Mark Hibbs, a senior associate in Carnegie’s Nuclear Policy Program, explained in a press conference in Beijing last year that the Fukushima disaster was completely preventable, and it was human negligence for regulations and international safety standards, and ignoring past history of floods in the geographic area, that were the main causes of the disaster, and not the tsunami or nuclear energy in itself.

He didn’t want to comment about North Korea’s own nuclear ambitions, only to say that they are doing it alone without help from the international community (even Iran has Russian generators), and that North Korea’s nuclear program is terrifying from the perspective of developing nuclear energy safely.

Whereas South Korea has nuclear energy powering a third of their grid with help from the US, politicians in the wake of Kim Jong-un’s rhetoric are now considering developing their own nuclear weapons.

International cooperation is important for development, and North Korea’s stubborn policy of juche (self-reliance) and isolationism is a self-inflicting wound.

Closing the Kaesong Industrial Region – where South Korean companies exploit the poverty of the north by employing them to one-fifth the minimum wage of South Korea – was a step backwards, and will cost millions of dollars a year for North Korean citizens. One of the few symbols of cooperation on the Korean Peninsula has been shelved.

Though China remains an ally, it should be troubling when a Chinese editor openly writes that reunification of the Korean peninsula may be in the region’s best interest. He was fired from his job over those words: he strayed too far from the Communist party’s views for the legalist regime - based on strict adherence to the order bestowed upon society- to let slide.

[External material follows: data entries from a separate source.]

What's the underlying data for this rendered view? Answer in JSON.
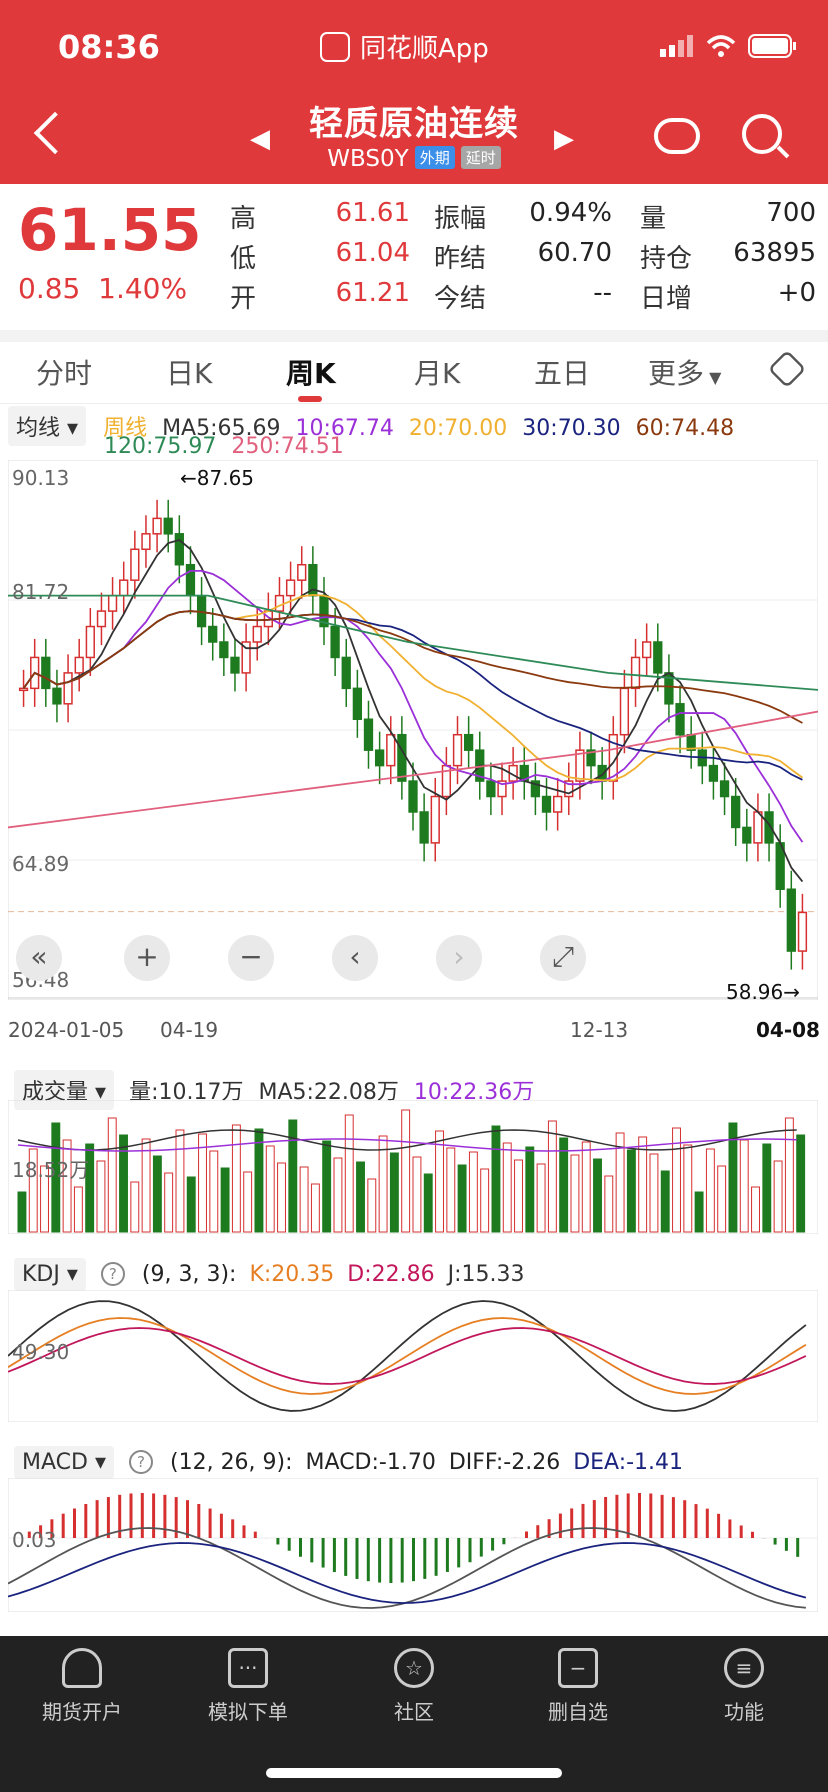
{
  "status": {
    "time": "08:36",
    "app": "同花顺App"
  },
  "header": {
    "title": "轻质原油连续",
    "code": "WBS0Y",
    "tag1": "外期",
    "tag2": "延时"
  },
  "quote": {
    "price": "61.55",
    "change": "0.85",
    "change_pct": "1.40%",
    "high_label": "高",
    "high": "61.61",
    "low_label": "低",
    "low": "61.04",
    "open_label": "开",
    "open": "61.21",
    "amp_label": "振幅",
    "amp": "0.94%",
    "prev_label": "昨结",
    "prev": "60.70",
    "today_label": "今结",
    "today": "--",
    "vol_label": "量",
    "vol": "700",
    "oi_label": "持仓",
    "oi": "63895",
    "inc_label": "日增",
    "inc": "+0"
  },
  "tabs": [
    "分时",
    "日K",
    "周K",
    "月K",
    "五日",
    "更多"
  ],
  "ma": {
    "selector": "均线",
    "period": "周线",
    "ma5": "MA5:65.69",
    "ma10": "10:67.74",
    "ma20": "20:70.00",
    "ma30": "30:70.30",
    "ma60": "60:74.48",
    "ma120": "120:75.97",
    "ma250": "250:74.51"
  },
  "colors": {
    "brand": "#e0393b",
    "up": "#d62f2f",
    "down": "#1e7a1e",
    "ma5": "#333333",
    "ma10": "#9b30d9",
    "ma20": "#f0b030",
    "ma30": "#1a237e",
    "ma60": "#8b3a0f",
    "ma120": "#2e8b57",
    "ma250": "#e0607e"
  },
  "axis": {
    "y_top": "90.13",
    "y_mid1": "81.72",
    "y_mid2": "64.89",
    "y_bottom": "56.48",
    "max_label": "←87.65",
    "min_label": "58.96→",
    "date_start": "2024-01-05",
    "date_2": "04-19",
    "date_3": "12-13",
    "date_end": "04-08"
  },
  "volume": {
    "selector": "成交量",
    "vol": "量:10.17万",
    "ma5": "MA5:22.08万",
    "ma10": "10:22.36万",
    "axis": "18.52万"
  },
  "kdj": {
    "selector": "KDJ",
    "params": "(9, 3, 3):",
    "k": "K:20.35",
    "d": "D:22.86",
    "j": "J:15.33",
    "axis": "49.30"
  },
  "macd": {
    "selector": "MACD",
    "params": "(12, 26, 9):",
    "macd": "MACD:-1.70",
    "diff": "DIFF:-2.26",
    "dea": "DEA:-1.41",
    "axis": "0.03"
  },
  "nav": [
    "期货开户",
    "模拟下单",
    "社区",
    "删自选",
    "功能"
  ],
  "chart_data": {
    "type": "candlestick",
    "period": "weekly",
    "ylim": [
      56.48,
      90.13
    ],
    "high": 87.65,
    "low": 58.96,
    "last": 61.55,
    "x_ticks": [
      "2024-01-05",
      "04-19",
      "12-13",
      "04-08"
    ]
  }
}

But China, North Korea’s solution for obtaining agricultural produce and energy, is losing patience with their self-destructive nature. Kim Jong-un should go pay his due diligence to Beijing before he disrespects his most powerful asset and has to face the international community alone.

Snubbing China is just another, albeit less headline catching, imprudent mistake North Korea has made since Kim Jong-un came into power. China, the Kaesong industrial region, threatening their enemies: all of these actions are harming an already shell-shocked economy, and could eventually force a full on sell off of their collectables in the International Friendship Exhibition on Taobao (Chinese eBay).

Propaganda and cults of personality don’t have a place in a free and prosperous society, even if they’re prevalent to unhindered governing. We should all be able to make our own decisions regardless of what our courageous, god-fearing leaders would have us believe. But in the case of North Korea, it’s more saddening to read the reports of what happens within the country than to see how they can manipulate a circus response out of the likes of the US, South Korea, and Japan.

Kim Jong-un is trying to make his own way, seemingly forgetting what his father and grandfather had accomplished. Kim Jong-un really wants to showcase his own unique style of despotism, however unheralded and miscalculated it may be.

Be that as it may, he still isn’t insane or suicidal. He’s rich, and hasn’t experienced anything but a life of luxury. He wasn’t a guerrilla fighter like his grandfather. He’s a spoiled brat, and besides inflating his ego and creating his own chapter in North Korea’s paternal totalitarian regime, he won’t do anything that risks his luxurious lifestyle.

Let the kid with the magnifying glass burn ants by himself.